Place potatoes in a large heavy pot and cover with water. Add 1 teaspoon of salt and bring to a rapid boil. Cook potatoes until tender, about 15 to 20 minutes.
Meanwhile, infuse the milk by adding milk, cream, 8 tablespoons of butter, and fresh rosemary sprigs to a medium saucepan, over medium heat. Simmer for 5 to 6 minutes, just until the butter melts. Turn off the heat, and steep for 15 to 20 minutes, or longer. Strain the milk mixture and set aside until ready to use.
To make the brown butter, add 4 tablespoons of butter to a small saucepan over medium heat.
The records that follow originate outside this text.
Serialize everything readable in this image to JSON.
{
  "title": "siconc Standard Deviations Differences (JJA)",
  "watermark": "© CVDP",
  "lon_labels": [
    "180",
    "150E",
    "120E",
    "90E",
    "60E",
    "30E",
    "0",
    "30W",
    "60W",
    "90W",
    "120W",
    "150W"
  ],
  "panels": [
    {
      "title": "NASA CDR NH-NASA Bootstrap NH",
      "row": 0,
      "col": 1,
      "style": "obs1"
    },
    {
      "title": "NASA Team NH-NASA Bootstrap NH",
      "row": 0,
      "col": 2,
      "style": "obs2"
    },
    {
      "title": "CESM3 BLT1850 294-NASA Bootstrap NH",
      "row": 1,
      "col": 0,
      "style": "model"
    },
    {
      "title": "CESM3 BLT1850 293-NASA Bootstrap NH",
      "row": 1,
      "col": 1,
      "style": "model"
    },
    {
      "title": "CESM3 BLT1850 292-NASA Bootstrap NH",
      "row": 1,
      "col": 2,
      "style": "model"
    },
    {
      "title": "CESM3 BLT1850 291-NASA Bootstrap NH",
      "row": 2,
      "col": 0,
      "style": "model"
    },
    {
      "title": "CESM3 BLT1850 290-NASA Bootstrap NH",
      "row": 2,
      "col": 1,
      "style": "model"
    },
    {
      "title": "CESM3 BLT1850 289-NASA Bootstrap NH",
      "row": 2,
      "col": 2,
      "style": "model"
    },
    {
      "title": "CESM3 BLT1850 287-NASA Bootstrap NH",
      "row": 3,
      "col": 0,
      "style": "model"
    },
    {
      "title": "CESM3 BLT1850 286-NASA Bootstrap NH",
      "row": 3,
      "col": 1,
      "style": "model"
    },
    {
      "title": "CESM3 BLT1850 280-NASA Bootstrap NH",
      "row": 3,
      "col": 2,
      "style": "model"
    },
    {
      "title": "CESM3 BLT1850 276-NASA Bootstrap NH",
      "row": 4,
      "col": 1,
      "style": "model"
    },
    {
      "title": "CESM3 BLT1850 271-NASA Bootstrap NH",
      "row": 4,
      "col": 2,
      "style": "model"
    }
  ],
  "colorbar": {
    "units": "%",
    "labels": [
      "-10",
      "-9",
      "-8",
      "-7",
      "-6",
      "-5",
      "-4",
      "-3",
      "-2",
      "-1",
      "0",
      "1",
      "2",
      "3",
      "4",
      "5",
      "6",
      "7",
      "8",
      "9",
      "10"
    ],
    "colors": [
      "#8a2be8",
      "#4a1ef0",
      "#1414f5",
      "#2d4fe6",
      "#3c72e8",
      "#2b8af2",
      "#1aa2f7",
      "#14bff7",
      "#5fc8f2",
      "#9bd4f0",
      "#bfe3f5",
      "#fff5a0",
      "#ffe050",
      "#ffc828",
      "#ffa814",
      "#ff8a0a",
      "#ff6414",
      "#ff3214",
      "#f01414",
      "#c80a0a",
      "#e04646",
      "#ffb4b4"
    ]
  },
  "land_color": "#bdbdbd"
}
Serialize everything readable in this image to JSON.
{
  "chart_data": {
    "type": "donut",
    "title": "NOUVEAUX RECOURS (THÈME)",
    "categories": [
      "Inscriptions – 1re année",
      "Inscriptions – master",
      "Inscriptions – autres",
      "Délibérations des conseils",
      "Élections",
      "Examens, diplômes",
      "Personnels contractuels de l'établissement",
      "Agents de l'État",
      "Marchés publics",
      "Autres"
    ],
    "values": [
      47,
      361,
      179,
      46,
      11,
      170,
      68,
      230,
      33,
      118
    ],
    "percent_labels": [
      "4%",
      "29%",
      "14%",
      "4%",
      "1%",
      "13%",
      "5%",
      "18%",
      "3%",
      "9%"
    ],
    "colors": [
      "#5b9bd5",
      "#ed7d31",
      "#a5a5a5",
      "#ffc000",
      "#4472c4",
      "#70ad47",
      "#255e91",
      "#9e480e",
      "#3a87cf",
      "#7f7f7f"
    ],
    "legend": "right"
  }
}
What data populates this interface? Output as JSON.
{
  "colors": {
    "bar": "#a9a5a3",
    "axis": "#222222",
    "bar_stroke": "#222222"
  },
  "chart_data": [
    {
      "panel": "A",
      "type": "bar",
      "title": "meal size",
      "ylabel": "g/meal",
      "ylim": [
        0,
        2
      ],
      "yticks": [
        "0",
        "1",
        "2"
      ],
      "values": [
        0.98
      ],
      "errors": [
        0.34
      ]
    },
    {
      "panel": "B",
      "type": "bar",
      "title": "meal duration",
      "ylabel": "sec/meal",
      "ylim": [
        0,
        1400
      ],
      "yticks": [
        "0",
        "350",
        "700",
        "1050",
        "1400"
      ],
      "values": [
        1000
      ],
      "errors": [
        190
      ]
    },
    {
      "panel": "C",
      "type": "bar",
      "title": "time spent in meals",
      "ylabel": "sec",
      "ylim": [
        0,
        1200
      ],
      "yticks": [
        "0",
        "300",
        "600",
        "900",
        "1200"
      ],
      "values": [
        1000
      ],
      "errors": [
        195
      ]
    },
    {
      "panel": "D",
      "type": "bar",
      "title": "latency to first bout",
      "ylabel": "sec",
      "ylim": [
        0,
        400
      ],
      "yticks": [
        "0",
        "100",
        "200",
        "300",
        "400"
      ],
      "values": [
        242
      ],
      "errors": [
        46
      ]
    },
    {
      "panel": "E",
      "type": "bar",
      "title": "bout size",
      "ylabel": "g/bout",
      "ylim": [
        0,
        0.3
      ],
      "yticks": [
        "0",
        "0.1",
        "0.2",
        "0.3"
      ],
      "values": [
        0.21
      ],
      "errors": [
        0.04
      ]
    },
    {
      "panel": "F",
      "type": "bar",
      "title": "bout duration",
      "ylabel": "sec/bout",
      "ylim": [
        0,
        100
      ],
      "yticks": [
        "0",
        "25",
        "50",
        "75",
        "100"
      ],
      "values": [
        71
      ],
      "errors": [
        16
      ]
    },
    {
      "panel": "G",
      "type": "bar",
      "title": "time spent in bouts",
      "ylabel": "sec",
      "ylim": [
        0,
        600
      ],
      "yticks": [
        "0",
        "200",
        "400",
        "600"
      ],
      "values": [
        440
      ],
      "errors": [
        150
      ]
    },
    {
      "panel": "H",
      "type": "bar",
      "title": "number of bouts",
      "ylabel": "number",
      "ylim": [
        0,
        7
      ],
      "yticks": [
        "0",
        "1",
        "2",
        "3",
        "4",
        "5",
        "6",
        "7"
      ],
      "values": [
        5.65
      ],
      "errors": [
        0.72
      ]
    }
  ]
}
Cook until brown, bubbly, and little specks on the bottom of the pan (approximately 5-6 minutes or longer, depending on the stovetop). Set aside until ready to serve.
Drain the potatoes and place back in the saucepan. Cover with a dish towel and allow the steam to evaporate any excess water for 5 minutes. Remove the towel, press the potatoes through a ricer, or mash with a potato masher until creamy and smooth. Squeeze in the roasted garlic, and add the infused milk mixture and the cream cheese or mascarpone, parmesan cheese, ½ teaspoon salt, a pinch of black pepper, or more to taste, and stir to combine. Cover to keep warm.